A côté des Cancans et, dans le même esprit, le Brid'oison, adversaire naturel du Figaro, attaquait le pouvoir avec une énergie croissante à chaque numéro. On reste véritablement stupéfait de ces témérités de plume, quand on les compare avec les timides audaces de l'opposition actuelle. Et, de fait, si, dans une feuille quelconque, l'un de nous publiait aujourd'hui comme siennes, après les avoir rajeunies par un changement d'initiales, quelques-unes des épigrammes--parfois terribles--qui vont suivre, qu'en résulterait-il?
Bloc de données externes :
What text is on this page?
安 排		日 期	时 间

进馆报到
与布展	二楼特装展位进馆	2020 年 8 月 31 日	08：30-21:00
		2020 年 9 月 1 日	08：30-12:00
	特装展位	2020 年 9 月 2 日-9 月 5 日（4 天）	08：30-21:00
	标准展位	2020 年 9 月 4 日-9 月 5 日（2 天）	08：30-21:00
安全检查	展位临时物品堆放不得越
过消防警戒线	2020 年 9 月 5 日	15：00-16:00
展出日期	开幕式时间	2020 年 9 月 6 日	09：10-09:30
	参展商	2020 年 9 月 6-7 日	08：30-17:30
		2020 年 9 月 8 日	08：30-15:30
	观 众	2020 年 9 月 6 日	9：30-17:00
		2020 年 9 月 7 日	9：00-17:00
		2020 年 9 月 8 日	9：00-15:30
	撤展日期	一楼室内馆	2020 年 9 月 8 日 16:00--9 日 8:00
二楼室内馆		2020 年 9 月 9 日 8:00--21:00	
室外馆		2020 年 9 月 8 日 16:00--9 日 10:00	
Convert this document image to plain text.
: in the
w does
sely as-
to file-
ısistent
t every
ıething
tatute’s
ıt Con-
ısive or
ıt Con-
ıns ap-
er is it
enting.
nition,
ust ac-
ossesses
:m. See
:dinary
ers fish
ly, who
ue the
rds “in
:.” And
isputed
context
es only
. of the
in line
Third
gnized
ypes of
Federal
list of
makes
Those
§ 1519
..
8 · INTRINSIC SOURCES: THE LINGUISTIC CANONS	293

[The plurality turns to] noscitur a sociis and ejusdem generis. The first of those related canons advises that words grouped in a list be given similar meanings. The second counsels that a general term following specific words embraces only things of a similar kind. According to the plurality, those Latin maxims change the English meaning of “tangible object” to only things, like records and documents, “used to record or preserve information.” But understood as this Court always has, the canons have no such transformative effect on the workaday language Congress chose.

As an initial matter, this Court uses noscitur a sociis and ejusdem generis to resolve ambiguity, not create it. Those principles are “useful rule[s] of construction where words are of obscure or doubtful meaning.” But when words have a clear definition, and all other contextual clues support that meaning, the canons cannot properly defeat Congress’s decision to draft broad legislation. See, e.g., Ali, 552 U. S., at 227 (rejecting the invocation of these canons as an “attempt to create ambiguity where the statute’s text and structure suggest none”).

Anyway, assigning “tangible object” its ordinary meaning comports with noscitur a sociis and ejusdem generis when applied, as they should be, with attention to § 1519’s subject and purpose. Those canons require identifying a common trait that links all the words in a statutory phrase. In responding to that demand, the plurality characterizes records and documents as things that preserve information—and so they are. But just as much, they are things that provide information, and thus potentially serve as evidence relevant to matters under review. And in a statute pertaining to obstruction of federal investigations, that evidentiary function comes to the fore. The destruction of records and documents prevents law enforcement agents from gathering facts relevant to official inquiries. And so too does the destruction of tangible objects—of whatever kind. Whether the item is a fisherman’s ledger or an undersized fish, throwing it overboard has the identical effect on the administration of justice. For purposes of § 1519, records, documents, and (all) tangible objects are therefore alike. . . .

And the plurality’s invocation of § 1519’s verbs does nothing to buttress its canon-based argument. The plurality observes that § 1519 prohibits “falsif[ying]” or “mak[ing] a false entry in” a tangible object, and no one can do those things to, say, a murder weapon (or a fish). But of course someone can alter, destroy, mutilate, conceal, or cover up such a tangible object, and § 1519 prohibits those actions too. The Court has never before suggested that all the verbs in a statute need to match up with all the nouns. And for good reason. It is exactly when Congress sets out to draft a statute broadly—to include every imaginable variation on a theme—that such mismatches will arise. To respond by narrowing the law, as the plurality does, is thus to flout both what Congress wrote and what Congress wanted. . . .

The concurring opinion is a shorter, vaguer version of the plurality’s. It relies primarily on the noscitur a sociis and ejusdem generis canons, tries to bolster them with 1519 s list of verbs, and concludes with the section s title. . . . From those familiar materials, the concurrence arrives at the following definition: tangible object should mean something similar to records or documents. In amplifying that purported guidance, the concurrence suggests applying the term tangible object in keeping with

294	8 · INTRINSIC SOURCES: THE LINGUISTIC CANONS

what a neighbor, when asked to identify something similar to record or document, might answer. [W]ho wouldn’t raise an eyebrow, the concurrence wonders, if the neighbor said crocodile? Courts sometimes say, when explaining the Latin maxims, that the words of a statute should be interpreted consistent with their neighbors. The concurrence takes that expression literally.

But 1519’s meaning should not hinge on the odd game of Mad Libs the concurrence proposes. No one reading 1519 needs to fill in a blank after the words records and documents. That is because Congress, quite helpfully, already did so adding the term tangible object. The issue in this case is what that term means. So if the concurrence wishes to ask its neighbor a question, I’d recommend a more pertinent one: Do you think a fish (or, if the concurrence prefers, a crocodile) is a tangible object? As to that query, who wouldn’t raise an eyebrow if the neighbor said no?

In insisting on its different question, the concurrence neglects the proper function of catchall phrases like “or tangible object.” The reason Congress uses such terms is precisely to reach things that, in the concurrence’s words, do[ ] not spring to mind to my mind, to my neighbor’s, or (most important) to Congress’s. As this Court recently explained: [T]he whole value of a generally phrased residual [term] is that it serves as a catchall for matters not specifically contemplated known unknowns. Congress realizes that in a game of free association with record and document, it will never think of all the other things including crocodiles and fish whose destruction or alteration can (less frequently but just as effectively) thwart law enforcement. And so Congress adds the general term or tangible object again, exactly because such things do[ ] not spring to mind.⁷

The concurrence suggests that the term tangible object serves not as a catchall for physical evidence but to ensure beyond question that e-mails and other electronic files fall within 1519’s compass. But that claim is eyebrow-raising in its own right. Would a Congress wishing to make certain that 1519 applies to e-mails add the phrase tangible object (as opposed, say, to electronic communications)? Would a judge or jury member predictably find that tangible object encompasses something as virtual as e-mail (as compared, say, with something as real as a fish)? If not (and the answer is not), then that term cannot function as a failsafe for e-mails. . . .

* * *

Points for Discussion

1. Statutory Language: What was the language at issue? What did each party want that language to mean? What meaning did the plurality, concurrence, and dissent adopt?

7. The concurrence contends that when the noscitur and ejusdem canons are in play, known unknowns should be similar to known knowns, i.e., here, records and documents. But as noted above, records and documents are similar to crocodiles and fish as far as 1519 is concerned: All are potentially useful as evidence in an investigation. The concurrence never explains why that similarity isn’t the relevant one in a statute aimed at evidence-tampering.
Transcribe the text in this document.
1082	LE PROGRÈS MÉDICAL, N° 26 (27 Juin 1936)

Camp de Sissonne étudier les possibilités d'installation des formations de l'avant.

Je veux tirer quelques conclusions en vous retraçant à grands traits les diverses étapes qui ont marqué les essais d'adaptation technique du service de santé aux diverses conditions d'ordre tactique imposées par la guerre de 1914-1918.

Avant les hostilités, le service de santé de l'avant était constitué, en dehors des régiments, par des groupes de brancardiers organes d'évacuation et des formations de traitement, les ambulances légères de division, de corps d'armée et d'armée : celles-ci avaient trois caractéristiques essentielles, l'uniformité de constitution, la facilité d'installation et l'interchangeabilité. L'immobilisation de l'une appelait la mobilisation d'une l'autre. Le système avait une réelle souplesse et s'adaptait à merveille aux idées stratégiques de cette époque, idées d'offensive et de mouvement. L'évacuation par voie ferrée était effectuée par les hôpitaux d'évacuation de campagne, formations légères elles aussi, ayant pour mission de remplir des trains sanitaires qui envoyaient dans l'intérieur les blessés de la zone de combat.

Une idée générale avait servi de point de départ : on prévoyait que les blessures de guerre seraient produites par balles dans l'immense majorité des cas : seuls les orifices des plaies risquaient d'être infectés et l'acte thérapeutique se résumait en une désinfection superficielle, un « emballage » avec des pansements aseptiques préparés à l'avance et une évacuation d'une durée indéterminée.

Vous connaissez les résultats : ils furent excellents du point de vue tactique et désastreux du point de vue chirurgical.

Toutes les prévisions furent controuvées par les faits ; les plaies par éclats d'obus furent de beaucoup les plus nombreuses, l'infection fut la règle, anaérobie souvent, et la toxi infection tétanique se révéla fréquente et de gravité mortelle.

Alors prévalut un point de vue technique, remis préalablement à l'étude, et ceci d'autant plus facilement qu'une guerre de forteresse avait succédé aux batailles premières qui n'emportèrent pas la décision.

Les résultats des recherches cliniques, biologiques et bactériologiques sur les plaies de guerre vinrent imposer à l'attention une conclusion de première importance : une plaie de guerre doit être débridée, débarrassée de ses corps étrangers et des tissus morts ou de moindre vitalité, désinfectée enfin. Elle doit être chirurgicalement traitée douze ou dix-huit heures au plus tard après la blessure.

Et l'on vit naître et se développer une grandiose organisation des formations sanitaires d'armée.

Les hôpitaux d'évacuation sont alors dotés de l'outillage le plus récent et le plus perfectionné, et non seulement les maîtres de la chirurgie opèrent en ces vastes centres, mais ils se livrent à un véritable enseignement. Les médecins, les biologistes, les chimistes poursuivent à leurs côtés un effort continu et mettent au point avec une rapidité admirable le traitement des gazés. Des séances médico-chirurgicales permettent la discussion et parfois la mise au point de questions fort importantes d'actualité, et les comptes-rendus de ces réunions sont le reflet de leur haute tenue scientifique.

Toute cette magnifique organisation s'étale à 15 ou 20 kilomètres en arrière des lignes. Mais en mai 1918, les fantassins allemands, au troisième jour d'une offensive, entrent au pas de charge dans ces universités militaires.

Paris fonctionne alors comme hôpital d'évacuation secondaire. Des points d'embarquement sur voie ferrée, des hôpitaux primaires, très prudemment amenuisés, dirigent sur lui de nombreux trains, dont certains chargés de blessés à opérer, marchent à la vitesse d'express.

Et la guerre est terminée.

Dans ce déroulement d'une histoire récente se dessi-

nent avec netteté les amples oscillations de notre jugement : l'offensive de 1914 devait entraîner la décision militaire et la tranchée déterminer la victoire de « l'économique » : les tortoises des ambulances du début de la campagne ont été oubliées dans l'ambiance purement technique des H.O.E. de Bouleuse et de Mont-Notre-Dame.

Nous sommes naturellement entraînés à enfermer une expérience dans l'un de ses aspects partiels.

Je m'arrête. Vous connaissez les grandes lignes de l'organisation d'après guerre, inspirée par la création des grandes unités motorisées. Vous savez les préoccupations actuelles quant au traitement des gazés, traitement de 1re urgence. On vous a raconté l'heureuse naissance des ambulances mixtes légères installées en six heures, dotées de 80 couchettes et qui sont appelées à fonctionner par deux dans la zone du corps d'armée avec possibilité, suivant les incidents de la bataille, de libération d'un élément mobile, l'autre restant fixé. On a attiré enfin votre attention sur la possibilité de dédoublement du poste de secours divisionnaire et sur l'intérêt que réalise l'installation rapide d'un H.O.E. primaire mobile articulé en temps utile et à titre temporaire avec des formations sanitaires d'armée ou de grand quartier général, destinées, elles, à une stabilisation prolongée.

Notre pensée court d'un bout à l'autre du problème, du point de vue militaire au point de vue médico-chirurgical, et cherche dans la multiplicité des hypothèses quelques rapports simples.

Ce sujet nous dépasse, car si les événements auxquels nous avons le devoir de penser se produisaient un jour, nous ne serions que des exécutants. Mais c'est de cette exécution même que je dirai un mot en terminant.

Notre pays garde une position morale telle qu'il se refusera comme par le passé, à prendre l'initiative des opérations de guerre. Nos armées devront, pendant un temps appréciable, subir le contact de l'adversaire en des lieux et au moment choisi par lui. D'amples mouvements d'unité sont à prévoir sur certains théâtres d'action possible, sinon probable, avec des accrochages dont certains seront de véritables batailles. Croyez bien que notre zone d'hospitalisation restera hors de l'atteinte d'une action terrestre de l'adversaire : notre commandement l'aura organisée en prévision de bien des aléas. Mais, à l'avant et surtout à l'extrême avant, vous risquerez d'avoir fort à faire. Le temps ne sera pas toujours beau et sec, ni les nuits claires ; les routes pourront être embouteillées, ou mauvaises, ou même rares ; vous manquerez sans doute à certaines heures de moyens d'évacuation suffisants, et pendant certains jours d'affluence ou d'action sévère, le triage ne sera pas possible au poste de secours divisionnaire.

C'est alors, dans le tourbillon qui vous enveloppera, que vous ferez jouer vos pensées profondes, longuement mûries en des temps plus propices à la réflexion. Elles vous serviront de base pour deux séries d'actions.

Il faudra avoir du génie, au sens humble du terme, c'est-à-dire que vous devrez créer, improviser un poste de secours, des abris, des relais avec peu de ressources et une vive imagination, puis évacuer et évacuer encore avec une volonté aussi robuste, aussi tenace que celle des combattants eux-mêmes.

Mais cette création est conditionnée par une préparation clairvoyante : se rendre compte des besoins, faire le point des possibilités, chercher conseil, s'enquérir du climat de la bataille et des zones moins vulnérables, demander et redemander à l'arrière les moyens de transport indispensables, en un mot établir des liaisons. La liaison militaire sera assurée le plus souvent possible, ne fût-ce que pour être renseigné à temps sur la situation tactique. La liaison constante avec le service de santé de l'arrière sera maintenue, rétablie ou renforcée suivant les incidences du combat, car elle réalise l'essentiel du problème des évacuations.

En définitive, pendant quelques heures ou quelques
Une forte amende pour l'imprimeur;

Quelques mois de prison pour le journaliste;

Et, pour le journal, la suppression!

Dites-nous maintenant ce que la liberté de la presse--pour laquelle on a tant combattu--a gagné de terrain depuis quarante ans?

Brid'oison--1832.

Au dernier jeu de la cour, les ministres ont joué, savoir:
de la guerre--à l'impériale;
de l'instruction publique--à l'oie;
de la justice--à pair ou non;
Le ministre de l'intérieur--à la mouche;
de la manne--a la drogue;
des finances--aux dames, avec sa nièce;
du commerce--au boston; il a étalé grande
misère sur la table.

Le ministre des affaires étrangères a refusé de jouer à la bataille. Mme la baronne de F.... a continué de jouer à l'ombre.--Le peuple, en dehors, jouait à la patience.

Un député du centre disait hier au soir: nous venons enfin de vautrer la liste civile.